WWF émet des recommandations pour une méthanisation plus durable
WWF émet des recommandations pour une méthanisation plus durable

La méthanisation se développe en France et les projets portent de forts enjeux d’intégration environnementale et territoriale. Pour accompagner ce déploiement, WWF France a publié le 17 mars un rapport qui identifie les conditions de durabilité de la méthanisation agricole en France. L’ONG veut en effet s’assurer que la filière « contribue efficacement à la transition vers un modèle de production agroécologique, pérenne sur le plan économique et aux performances environnementales améliorées ».

Cive et digestats

Le rapport est le fruit de travaux menés pendant un an avec GRDF. Les deux acteurs ont réuni les instituts de recherche, les acteurs institutionnels, les représentants du monde agricole et de la filière biométhane et des associations au sein d’ateliers. Le travail a ciblé plus particulièrement deux enjeux : les cultures intermédiaires à vocation énergétique (Cive) et le retour au sol des digestats.

Pour les Cive, les partenaires se sont fondés sur les travaux de recherche et les diverses expérimentations qui ont permis d’identifier des facteurs clés comme le choix des semences, l’intégration dans les rotations, ou encore les pratiques de fertilisation. « Il faut être vigilant à ce que la recherche de production de biomasse ne conduise pas à une fertilisation inadaptée des Cive, qui enrichirait les milieux en azote, annihilant les services de gestion de l’azote que les Cive permettent », insiste WWF. Les Cive ont toutefois plus d’un atout en poche, selon l’ONG : elles contribuent à stocker du carbone dans les sols et au maintien de la diversité paysagère agricole, à condition de bien choisir les espèces. L’impact sur la biodiversité est à l’étude dans le cadre du programme Agrifaune, mis en place par les fédérations des chasseurs, les chambres d’agricultures et la FNSEA.

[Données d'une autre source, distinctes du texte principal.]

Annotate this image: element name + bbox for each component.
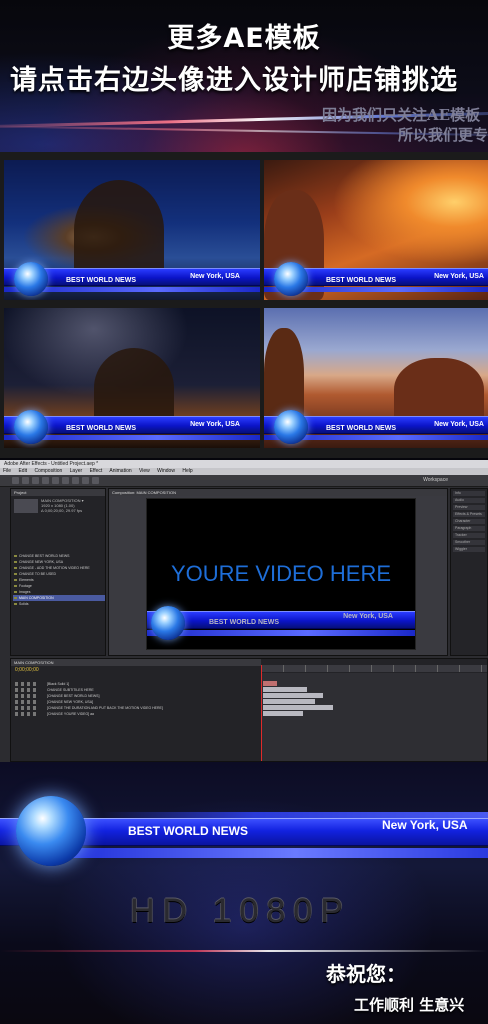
lower-third-location: New York, USA <box>190 421 240 428</box>
panel-effects-presets[interactable]: Effects & Presets <box>453 512 485 517</box>
composition-panel: Composition: MAIN COMPOSITION YOURE VIDE… <box>108 488 448 656</box>
lower-third-title: BEST WORLD NEWS <box>209 619 279 626</box>
menu-help[interactable]: Help <box>182 468 192 474</box>
globe-icon <box>274 262 308 296</box>
menu-animation[interactable]: Animation <box>109 468 131 474</box>
lower-third-location: New York, USA <box>382 818 468 832</box>
lower-third-title: BEST WORLD NEWS <box>66 277 136 284</box>
header-title-line1: 更多AE模板 <box>167 23 321 54</box>
panel-wiggler[interactable]: Wiggler <box>453 547 485 552</box>
promo-footer: BEST WORLD NEWS New York, USA HD 1080P 恭… <box>0 762 488 1024</box>
timeline-panel: MAIN COMPOSITION 0;00;00;00 [Black Solid… <box>10 658 488 762</box>
panel-preview[interactable]: Preview <box>453 505 485 510</box>
timecode-display[interactable]: 0;00;00;00 <box>15 667 39 673</box>
tab-timeline[interactable]: MAIN COMPOSITION <box>11 659 261 666</box>
tools-toolbar: Workspace <box>0 475 488 487</box>
preview-thumbnail-tree: BEST WORLD NEWS New York, USA <box>4 160 260 300</box>
time-ruler[interactable] <box>261 665 487 672</box>
project-item[interactable]: Solids <box>13 601 105 607</box>
panel-audio[interactable]: Audio <box>453 498 485 503</box>
lower-third-title: BEST WORLD NEWS <box>128 824 248 838</box>
shape-tool-icon[interactable] <box>72 477 79 484</box>
text-tool-icon[interactable] <box>92 477 99 484</box>
menu-window[interactable]: Window <box>157 468 175 474</box>
hand-tool-icon[interactable] <box>22 477 29 484</box>
lower-third-accent <box>60 848 488 858</box>
project-meta: MAIN COMPOSITION ▾ 1920 x 1080 (1.00) Δ … <box>41 498 84 513</box>
after-effects-window: Adobe After Effects - Untitled Project.a… <box>0 460 488 762</box>
window-title-bar: Adobe After Effects - Untitled Project.a… <box>0 460 488 468</box>
layer-duration-bar[interactable] <box>263 693 323 698</box>
wish-text: 工作顺利 生意兴 <box>354 996 465 1014</box>
project-item-list: CHANGE BEST WORLD NEWS CHANGE NEW YORK, … <box>13 553 105 607</box>
lower-third-title: BEST WORLD NEWS <box>326 425 396 432</box>
panel-tracker[interactable]: Tracker <box>453 533 485 538</box>
preview-thumbnail-night-sky: BEST WORLD NEWS New York, USA <box>4 308 260 448</box>
project-preview-thumbnail <box>14 499 38 513</box>
globe-icon <box>16 796 86 866</box>
panel-character[interactable]: Character <box>453 519 485 524</box>
layer-duration-bar[interactable] <box>263 705 333 710</box>
menu-bar: File Edit Composition Layer Effect Anima… <box>0 468 488 475</box>
video-placeholder-text: YOURE VIDEO HERE <box>170 561 392 586</box>
workspace-select[interactable]: Workspace <box>423 477 448 483</box>
meta-line: Δ 0;00;20;00, 29.97 fps <box>41 508 83 513</box>
zoom-tool-icon[interactable] <box>32 477 39 484</box>
menu-edit[interactable]: Edit <box>18 468 27 474</box>
lower-third-location: New York, USA <box>343 613 393 620</box>
composition-viewer[interactable]: YOURE VIDEO HERE BEST WORLD NEWS New Yor… <box>147 499 415 649</box>
globe-icon <box>14 410 48 444</box>
panel-smoother[interactable]: Smoother <box>453 540 485 545</box>
tab-project[interactable]: Project <box>11 489 105 496</box>
preview-grid: BEST WORLD NEWS New York, USA BEST WORLD… <box>0 152 488 458</box>
header-title-line2: 请点击右边头像进入设计师店铺挑选 <box>10 65 458 96</box>
tab-composition[interactable]: Composition: MAIN COMPOSITION <box>109 489 447 496</box>
menu-layer[interactable]: Layer <box>70 468 83 474</box>
header-subtitle-line2: 所以我们更专 <box>398 126 488 144</box>
project-panel: Project MAIN COMPOSITION ▾ 1920 x 1080 (… <box>10 488 106 656</box>
layer-duration-bar[interactable] <box>263 681 277 686</box>
layer-duration-bar[interactable] <box>263 711 303 716</box>
lower-third-title: BEST WORLD NEWS <box>326 277 396 284</box>
tree-silhouette <box>74 180 164 280</box>
menu-composition[interactable]: Composition <box>34 468 62 474</box>
rotate-tool-icon[interactable] <box>42 477 49 484</box>
panel-info[interactable]: Info <box>453 491 485 496</box>
globe-icon <box>274 410 308 444</box>
hd-1080p-label: HD 1080P <box>130 892 351 930</box>
layer-duration-bar[interactable] <box>263 699 315 704</box>
timeline-layer[interactable]: [CHANGE YOURE VIDEO] aa <box>11 711 261 717</box>
lower-third-location: New York, USA <box>434 273 484 280</box>
current-time-indicator[interactable] <box>261 665 262 761</box>
camera-tool-icon[interactable] <box>52 477 59 484</box>
menu-file[interactable]: File <box>3 468 11 474</box>
congrats-text: 恭祝您： <box>326 962 406 986</box>
side-panels: Info Audio Preview Effects & Presets Cha… <box>450 488 488 656</box>
lower-third-location: New York, USA <box>190 273 240 280</box>
lower-third-accent <box>147 630 415 636</box>
menu-view[interactable]: View <box>139 468 150 474</box>
header-subtitle-line1: 因为我们只关注AE模板 <box>322 106 481 124</box>
globe-icon <box>151 606 185 640</box>
selection-tool-icon[interactable] <box>12 477 19 484</box>
light-streak <box>0 950 488 952</box>
preview-thumbnail-desert-rock: BEST WORLD NEWS New York, USA <box>264 308 488 448</box>
layer-duration-bar[interactable] <box>263 687 307 692</box>
menu-effect[interactable]: Effect <box>90 468 103 474</box>
lower-third-title: BEST WORLD NEWS <box>66 425 136 432</box>
panel-paragraph[interactable]: Paragraph <box>453 526 485 531</box>
promo-header: 更多AE模板 请点击右边头像进入设计师店铺挑选 因为我们只关注AE模板 所以我们… <box>0 0 488 152</box>
lower-third-location: New York, USA <box>434 421 484 428</box>
globe-icon <box>14 262 48 296</box>
pen-tool-icon[interactable] <box>82 477 89 484</box>
pan-tool-icon[interactable] <box>62 477 69 484</box>
preview-thumbnail-canyon-sunset: BEST WORLD NEWS New York, USA <box>264 160 488 300</box>
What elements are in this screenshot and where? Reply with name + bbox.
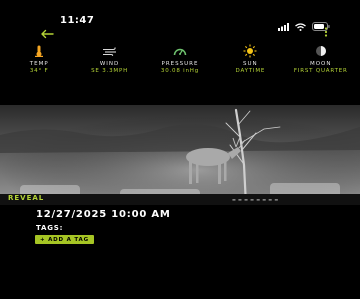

Un cadre réglementaire pour assurer la sécurité alimentaire

Si ces cultures contribuent aussi à diversifier le revenu des agriculteurs, elles posent la question de la sécurité alimentaire : les Cive ne doivent pas concurrencer les usages pour l’alimentation animale ou humaine, ni nuire à la productivité des cultures suivantes. Dans ce cadre, WWF demande de clarifier la définition des Cive d’un point de vue réglementaire « pour que leur culture ne se fasse pas à l’encontre des usages prioritaires des terres agricoles et de leur résilience ».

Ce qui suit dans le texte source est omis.